Weszłyśmy, a następnie udałyśmy się po schodach na pierwsze piętro. Nigdy wcześniej tam nie byłam. W dużym pokoju siedziało wiele osób czekających na rozpoczęcie wieczoru. Usiadłam na śmiesznym krześle i czekałam, co będzie dalej. Moją uwagę przyciągnęła Pani ubrana w bluzkę w sowy. Bardzo mi się podobała ta bluzka i stwierdziłam, że też chciałabym taką mieć. Potem gospodarze wieczoru przywitali gości i zaprosili mnie do siebie.

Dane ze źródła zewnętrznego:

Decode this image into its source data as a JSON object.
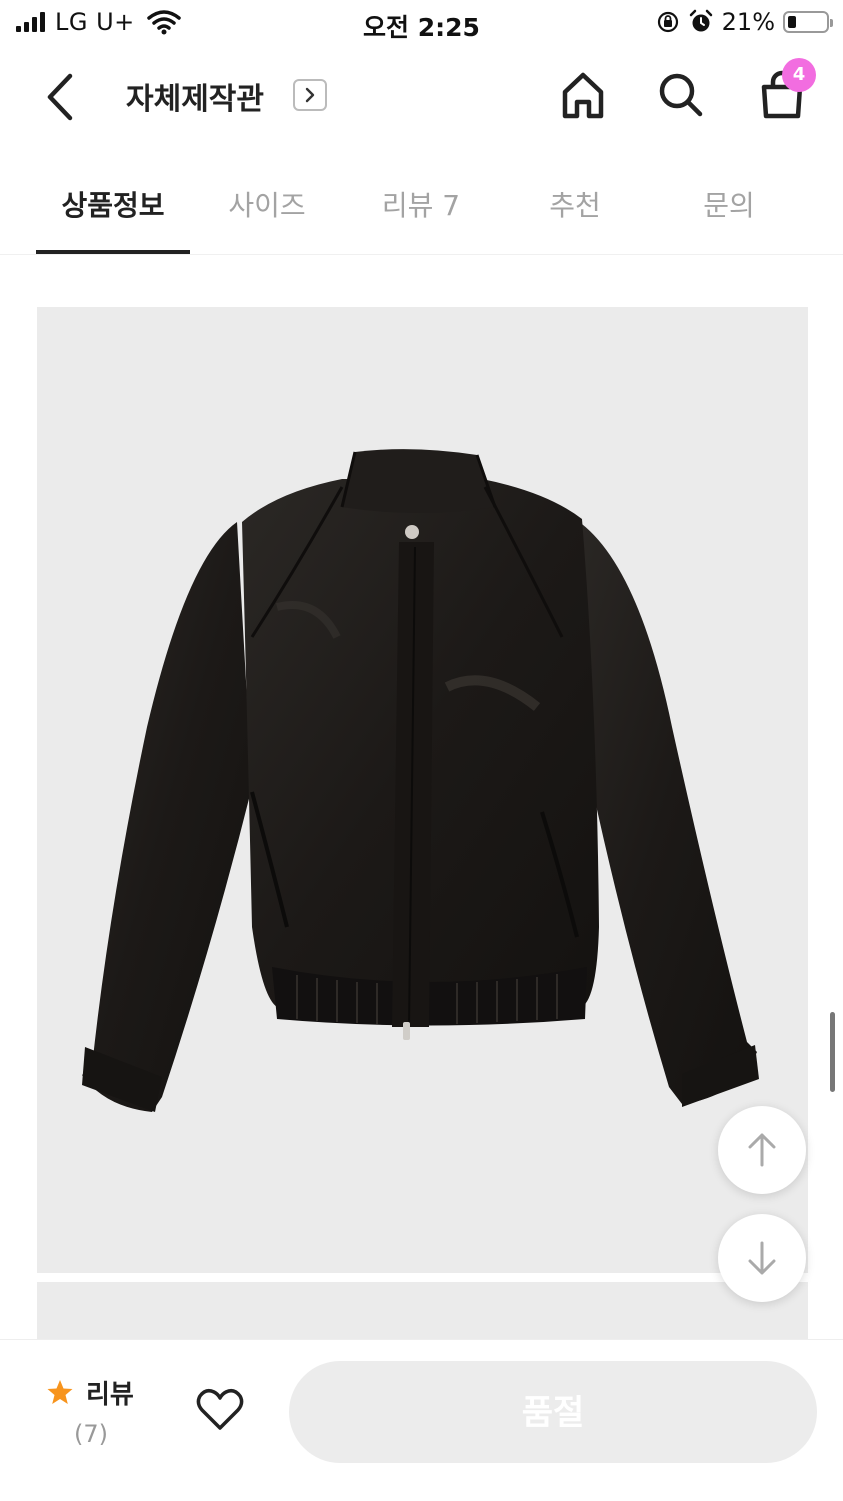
{
  "status_bar": {
    "carrier": "LG U+",
    "time": "오전 2:25",
    "battery_percent": "21%",
    "battery_level": 0.21
  },
  "header": {
    "store_name": "자체제작관",
    "cart_count": "4",
    "icons": [
      "chevron-left-icon",
      "chevron-right-icon",
      "home-icon",
      "search-icon",
      "shopping-bag-icon"
    ]
  },
  "tabs": [
    {
      "label": "상품정보",
      "active": true
    },
    {
      "label": "사이즈",
      "active": false
    },
    {
      "label": "리뷰 7",
      "active": false
    },
    {
      "label": "추천",
      "active": false
    },
    {
      "label": "문의",
      "active": false
    }
  ],
  "bottom_bar": {
    "review_label": "리뷰",
    "review_count": "(7)",
    "buy_button_label": "품절"
  },
  "colors": {
    "badge": "#f26de0",
    "star": "#f7941d",
    "image_background": "#ebebeb",
    "jacket": "#1f1c1a"
  }
}
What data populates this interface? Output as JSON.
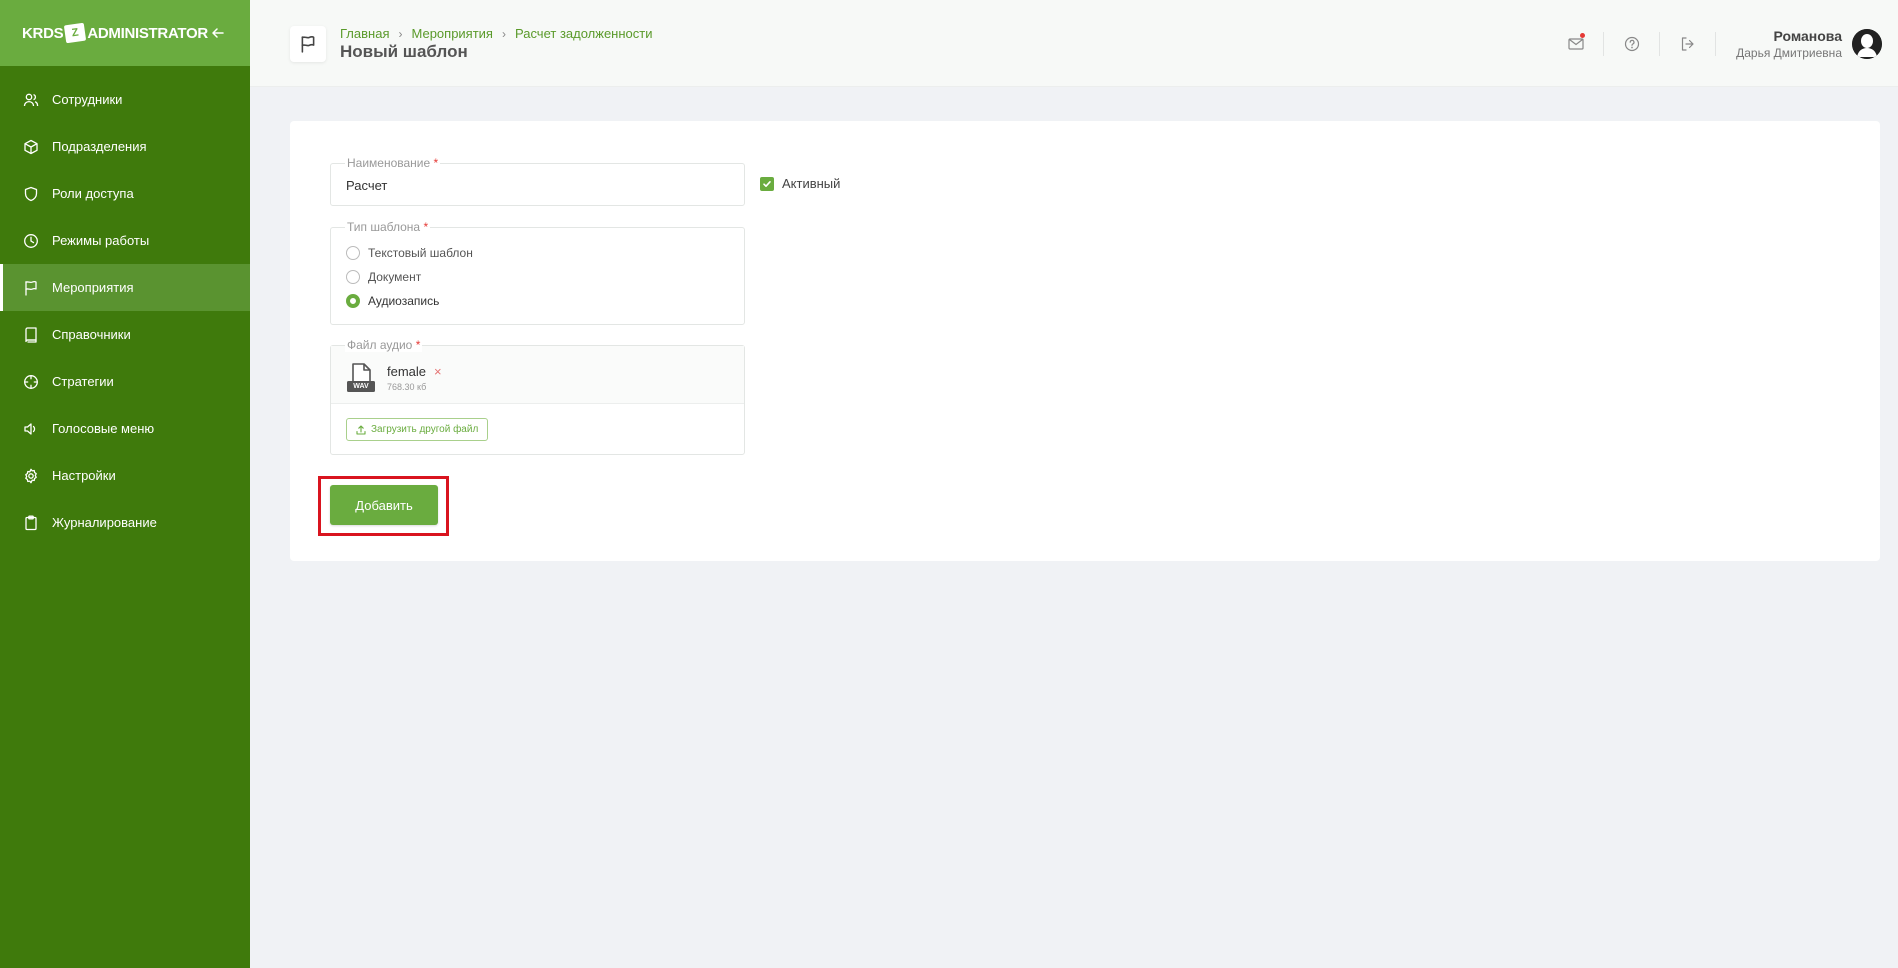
{
  "brand": {
    "left": "KRDS",
    "box": "Z",
    "right": "ADMINISTRATOR"
  },
  "sidebar": {
    "items": [
      {
        "label": "Сотрудники",
        "icon": "users-icon"
      },
      {
        "label": "Подразделения",
        "icon": "cube-icon"
      },
      {
        "label": "Роли доступа",
        "icon": "shield-icon"
      },
      {
        "label": "Режимы работы",
        "icon": "clock-icon"
      },
      {
        "label": "Мероприятия",
        "icon": "flag-icon",
        "active": true
      },
      {
        "label": "Справочники",
        "icon": "book-icon"
      },
      {
        "label": "Стратегии",
        "icon": "crosshair-icon"
      },
      {
        "label": "Голосовые меню",
        "icon": "speaker-icon"
      },
      {
        "label": "Настройки",
        "icon": "gear-icon"
      },
      {
        "label": "Журналирование",
        "icon": "clipboard-icon"
      }
    ]
  },
  "breadcrumb": {
    "home": "Главная",
    "events": "Мероприятия",
    "current": "Расчет задолженности"
  },
  "page": {
    "title": "Новый шаблон"
  },
  "user": {
    "last_name": "Романова",
    "first_name": "Дарья Дмитриевна"
  },
  "form": {
    "name_label": "Наименование",
    "required_mark": "*",
    "name_value": "Расчет",
    "active_label": "Активный",
    "type_label": "Тип шаблона",
    "types": [
      {
        "label": "Текстовый шаблон",
        "selected": false
      },
      {
        "label": "Документ",
        "selected": false
      },
      {
        "label": "Аудиозапись",
        "selected": true
      }
    ],
    "file_label": "Файл аудио",
    "file_name": "female",
    "file_ext": "WAV",
    "file_size": "768.30 кб",
    "file_remove": "×",
    "upload_label": "Загрузить другой файл",
    "submit_label": "Добавить"
  },
  "colors": {
    "sidebar": "#3f7a0c",
    "accent": "#6aac3f",
    "highlight": "#d9141f"
  }
}
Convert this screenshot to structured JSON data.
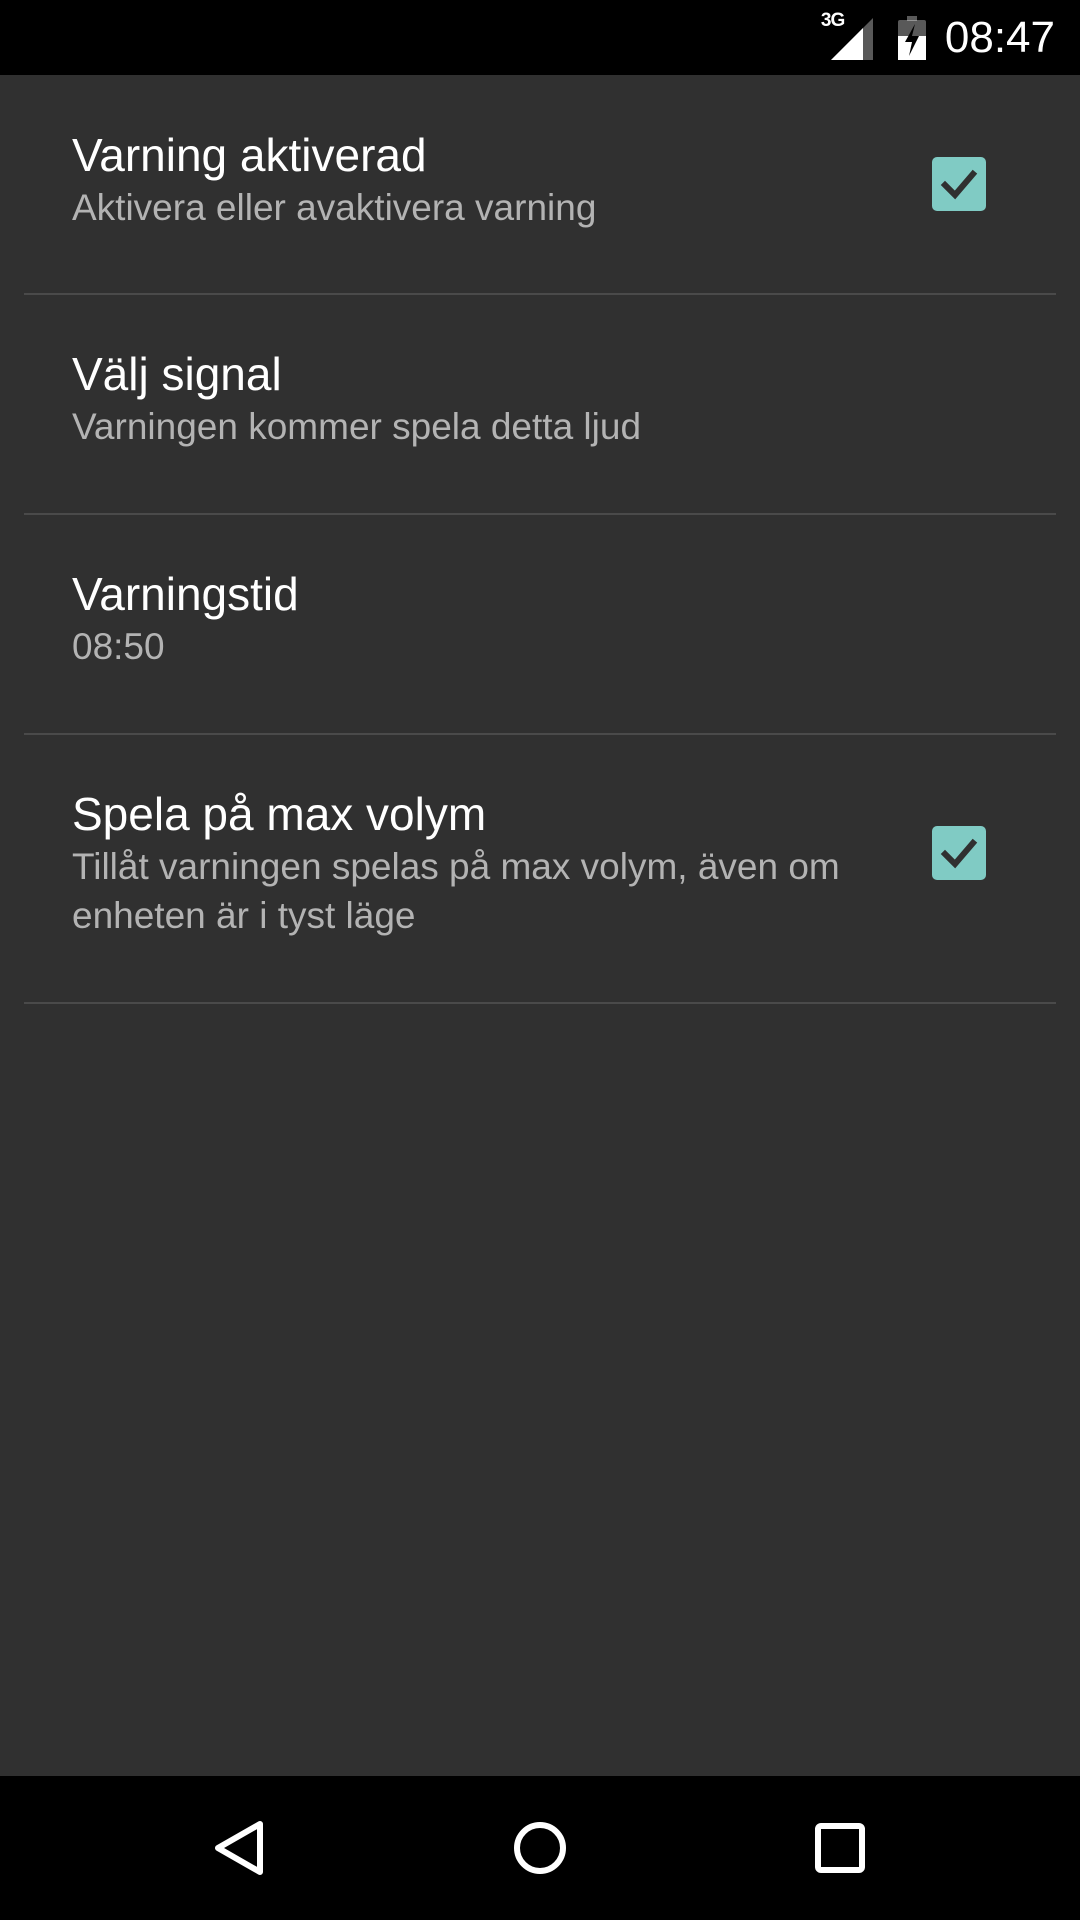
{
  "status_bar": {
    "network_label": "3G",
    "time": "08:47",
    "icons": [
      "signal-3g-icon",
      "battery-charging-icon"
    ]
  },
  "preferences": [
    {
      "title": "Varning aktiverad",
      "summary": "Aktivera eller avaktivera varning",
      "has_checkbox": true,
      "checked": true
    },
    {
      "title": "Välj signal",
      "summary": "Varningen kommer spela detta ljud",
      "has_checkbox": false
    },
    {
      "title": "Varningstid",
      "summary": "08:50",
      "has_checkbox": false
    },
    {
      "title": "Spela på max volym",
      "summary": "Tillåt varningen spelas på max volym, även om enheten är i tyst läge",
      "has_checkbox": true,
      "checked": true
    }
  ],
  "nav_bar": {
    "buttons": [
      "back-icon",
      "home-icon",
      "recents-icon"
    ]
  },
  "colors": {
    "background": "#303030",
    "accent": "#80cbc4",
    "title_text": "#ffffff",
    "summary_text": "#b3b3b3",
    "bars": "#000000"
  }
}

Jako najmłodsza czytelniczka oficjalnie otrzymałam podziękowania za szczególny wkład w rozwój polskiej biblioteki w Dublinie „Biblary”. Wraz z pięknym dyplomem obdarowano mnie książkami. W podziękowaniu powiedziałam dwa wierszyki, a całe wystąpienie zakończyło się gorącymi brawami. Cieszyłam się bardzo.
Potem zeszłam na dół do biblioteki. Przeglądałyśmy z mamą książki i jadłyśmy ciastka, którymi częstował nas Pan Bibliotekarz. Nagle do pokoju weszła dziewczynka z tatą. Taka sama, jak ja - pomyślałam. Tylko bardziej nieśmiała. Próbowałam zachęcić ją do zabawy...nie udało się.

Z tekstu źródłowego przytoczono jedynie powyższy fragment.